DWS has broadened its line-up of climate-focused ETFs in Europe with three new equity funds that are aligned with the carbon reduction goals of the Paris Agreement.
Listed on London Stock Exchange in US dollars and pound sterling, as well as on Deutsche Börse Xetra in euros, the new ETFs provide large and mid-cap exposure to stocks from the US, Europe, and Japan.
They are the Xtrackers USA Net Zero Pathway Paris Aligned UCITS ETF (XNUS GY), which comes with an expense ratio of 0.10%, and the Xtrackers Europe Net Zero Pathway Paris Aligned UCITS ETF (XEPA GY) and Xtrackers Japan Net Zero Pathway Paris Aligned UCITS ETF (XNJP GY), both of which are priced at 0.15%.
The new listings build upon DWS’s two existing Paris-aligned ETFs which debuted in March and target equities from developed markets globally and the eurozone. The Xtrackers World Net Zero Pathway Paris Aligned UCITS ETF (XNZW GY) and Xtrackers EMU Net Zero Pathway Paris Aligned UCITS ETF (XNZE GY) have expense ratios of 0.19% and 0.15%, respectively.
Simon Klein, Global Head of Passive Sales at DWS, said: “We see impact investing as one of the major future tasks for asset managers. With these new ETFs, we are expanding our range of climate agreement-oriented ETFs to include important investment regions with a view to performance potential and diversification. The recent CREATE Report has shown that institutional investors are looking for solutions to implement impact investing in their portfolios.”
Methodology
All five ETFs track Solactive ISS ESG Net Zero Pathway indices which satisfy the requirements of the EU’s Paris Aligned Benchmark (PAB) regulation, aligning with a trajectory to limit global warming to 1.5°C above pre-industrial levels by 2050.
The indices go beyond the PAB requirement, however, incorporating recommendations from the Institutional Investors Group on Climate Change (IIGCC) to ensure that climate metrics are the primary driver of active company weights.
The indices first screen out violators of international principles, companies with very low overall ESG scores, firms deemed to be hampering certain UN Sustainable Development Goals, and issuers with business activities linked to coal mining, fossil fuels, oil sands, tobacco, and weapons.
The indices then weight the remaining constituents in order to satisfy the EU’s PAB requirement. This translates to an immediate 50% reduction in weighted average carbon intensity compared to the initial universe as well as a 7% annual decarbonization going forward.

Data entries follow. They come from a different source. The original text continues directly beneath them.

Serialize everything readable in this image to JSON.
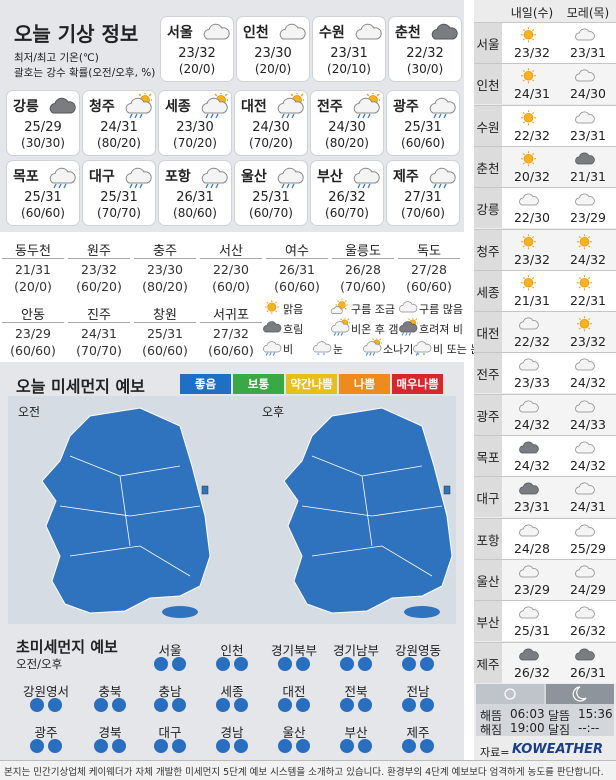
{
  "header": {
    "title": "오늘 기상 정보",
    "subtitle": [
      "최저/최고 기온(℃)",
      "괄호는 강수 확률(오전/오후, %)"
    ]
  },
  "legend": [
    "맑음",
    "구름 조금",
    "구름 많음",
    "흐림",
    "비온 후 갬",
    "흐려져 비",
    "비",
    "눈",
    "소나기",
    "비 또는 눈"
  ],
  "cities": [
    {
      "name": "서울",
      "temp": "23/32",
      "pop": "(20/0)",
      "icon": 2
    },
    {
      "name": "인천",
      "temp": "23/30",
      "pop": "(20/0)",
      "icon": 2
    },
    {
      "name": "수원",
      "temp": "23/31",
      "pop": "(20/10)",
      "icon": 2
    },
    {
      "name": "춘천",
      "temp": "22/32",
      "pop": "(30/0)",
      "icon": 3
    },
    {
      "name": "강릉",
      "temp": "25/29",
      "pop": "(30/30)",
      "icon": 3
    },
    {
      "name": "청주",
      "temp": "24/31",
      "pop": "(80/20)",
      "icon": 4
    },
    {
      "name": "세종",
      "temp": "23/30",
      "pop": "(70/20)",
      "icon": 4
    },
    {
      "name": "대전",
      "temp": "24/30",
      "pop": "(70/20)",
      "icon": 4
    },
    {
      "name": "전주",
      "temp": "24/30",
      "pop": "(80/20)",
      "icon": 4
    },
    {
      "name": "광주",
      "temp": "25/31",
      "pop": "(60/60)",
      "icon": 6
    },
    {
      "name": "목포",
      "temp": "25/31",
      "pop": "(60/60)",
      "icon": 6
    },
    {
      "name": "대구",
      "temp": "25/31",
      "pop": "(70/70)",
      "icon": 6
    },
    {
      "name": "포항",
      "temp": "26/31",
      "pop": "(80/60)",
      "icon": 6
    },
    {
      "name": "울산",
      "temp": "25/31",
      "pop": "(60/70)",
      "icon": 6
    },
    {
      "name": "부산",
      "temp": "26/32",
      "pop": "(60/70)",
      "icon": 6
    },
    {
      "name": "제주",
      "temp": "27/31",
      "pop": "(70/60)",
      "icon": 6
    }
  ],
  "minor_cities": [
    {
      "name": "동두천",
      "temp": "21/31",
      "pop": "(20/0)"
    },
    {
      "name": "원주",
      "temp": "23/32",
      "pop": "(60/20)"
    },
    {
      "name": "충주",
      "temp": "23/30",
      "pop": "(80/20)"
    },
    {
      "name": "서산",
      "temp": "22/30",
      "pop": "(60/0)"
    },
    {
      "name": "여수",
      "temp": "26/31",
      "pop": "(60/60)"
    },
    {
      "name": "울릉도",
      "temp": "26/28",
      "pop": "(70/60)"
    },
    {
      "name": "독도",
      "temp": "27/28",
      "pop": "(60/60)"
    },
    {
      "name": "안동",
      "temp": "23/29",
      "pop": "(60/60)"
    },
    {
      "name": "진주",
      "temp": "24/31",
      "pop": "(70/70)"
    },
    {
      "name": "창원",
      "temp": "25/31",
      "pop": "(60/60)"
    },
    {
      "name": "서귀포",
      "temp": "27/32",
      "pop": "(60/60)"
    }
  ],
  "dust": {
    "title": "오늘 미세먼지 예보",
    "am": "오전",
    "pm": "오후",
    "levels": [
      {
        "label": "좋음",
        "color": "#1f6fc4"
      },
      {
        "label": "보통",
        "color": "#3aa845"
      },
      {
        "label": "약간나쁨",
        "color": "#e6bf1a"
      },
      {
        "label": "나쁨",
        "color": "#ef8a1c"
      },
      {
        "label": "매우나쁨",
        "color": "#d8262d"
      }
    ]
  },
  "fine_dust": {
    "title": "초미세먼지 예보",
    "subtitle": "오전/오후",
    "dot_color": "#2a6fbf",
    "regions": [
      "서울",
      "인천",
      "경기북부",
      "경기남부",
      "강원영동",
      "강원영서",
      "충북",
      "충남",
      "세종",
      "대전",
      "전북",
      "전남",
      "광주",
      "경북",
      "대구",
      "경남",
      "울산",
      "부산",
      "제주"
    ]
  },
  "outlook": {
    "headers": [
      "내일(수)",
      "모레(목)"
    ],
    "rows": [
      {
        "name": "서울",
        "day1": {
          "temp": "23/32",
          "icon": 0
        },
        "day2": {
          "temp": "23/31",
          "icon": 2
        }
      },
      {
        "name": "인천",
        "day1": {
          "temp": "24/31",
          "icon": 0
        },
        "day2": {
          "temp": "24/30",
          "icon": 2
        }
      },
      {
        "name": "수원",
        "day1": {
          "temp": "22/32",
          "icon": 0
        },
        "day2": {
          "temp": "23/31",
          "icon": 2
        }
      },
      {
        "name": "춘천",
        "day1": {
          "temp": "20/32",
          "icon": 0
        },
        "day2": {
          "temp": "21/31",
          "icon": 3
        }
      },
      {
        "name": "강릉",
        "day1": {
          "temp": "22/30",
          "icon": 2
        },
        "day2": {
          "temp": "23/29",
          "icon": 2
        }
      },
      {
        "name": "청주",
        "day1": {
          "temp": "23/32",
          "icon": 0
        },
        "day2": {
          "temp": "24/32",
          "icon": 0
        }
      },
      {
        "name": "세종",
        "day1": {
          "temp": "21/31",
          "icon": 0
        },
        "day2": {
          "temp": "22/31",
          "icon": 0
        }
      },
      {
        "name": "대전",
        "day1": {
          "temp": "22/32",
          "icon": 2
        },
        "day2": {
          "temp": "23/32",
          "icon": 0
        }
      },
      {
        "name": "전주",
        "day1": {
          "temp": "23/33",
          "icon": 2
        },
        "day2": {
          "temp": "24/32",
          "icon": 2
        }
      },
      {
        "name": "광주",
        "day1": {
          "temp": "24/32",
          "icon": 2
        },
        "day2": {
          "temp": "24/33",
          "icon": 2
        }
      },
      {
        "name": "목포",
        "day1": {
          "temp": "24/32",
          "icon": 3
        },
        "day2": {
          "temp": "24/32",
          "icon": 2
        }
      },
      {
        "name": "대구",
        "day1": {
          "temp": "23/31",
          "icon": 3
        },
        "day2": {
          "temp": "24/31",
          "icon": 2
        }
      },
      {
        "name": "포항",
        "day1": {
          "temp": "24/28",
          "icon": 2
        },
        "day2": {
          "temp": "25/29",
          "icon": 2
        }
      },
      {
        "name": "울산",
        "day1": {
          "temp": "23/29",
          "icon": 2
        },
        "day2": {
          "temp": "24/29",
          "icon": 2
        }
      },
      {
        "name": "부산",
        "day1": {
          "temp": "25/31",
          "icon": 2
        },
        "day2": {
          "temp": "26/32",
          "icon": 2
        }
      },
      {
        "name": "제주",
        "day1": {
          "temp": "26/32",
          "icon": 3
        },
        "day2": {
          "temp": "26/31",
          "icon": 3
        }
      }
    ]
  },
  "astro": {
    "sunrise_label": "해뜸",
    "sunrise": "06:03",
    "sunset_label": "해짐",
    "sunset": "19:00",
    "moonrise_label": "달뜸",
    "moonrise": "15:36",
    "moonset_label": "달짐",
    "moonset": "--:--"
  },
  "source": {
    "label": "자료=",
    "brand": "KOWEATHER"
  },
  "footer": "본지는 민간기상업체 케이웨더가 자체 개발한 미세먼지 5단계 예보 시스템을 소개하고 있습니다. 환경부의 4단계 예보보다 엄격하게 농도를 판단합니다."
}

Based on the IIGCC’s recommendations, the indices then further tilt constituent weights in favour of companies that have adopted science-based emissions targets, those that maintain high climate disclosure standards, and those that generate significant green revenues.
All five ETFs are classified as Article 9 products under the EU’s Sustainable Finance Disclosures Regulation (SFDR).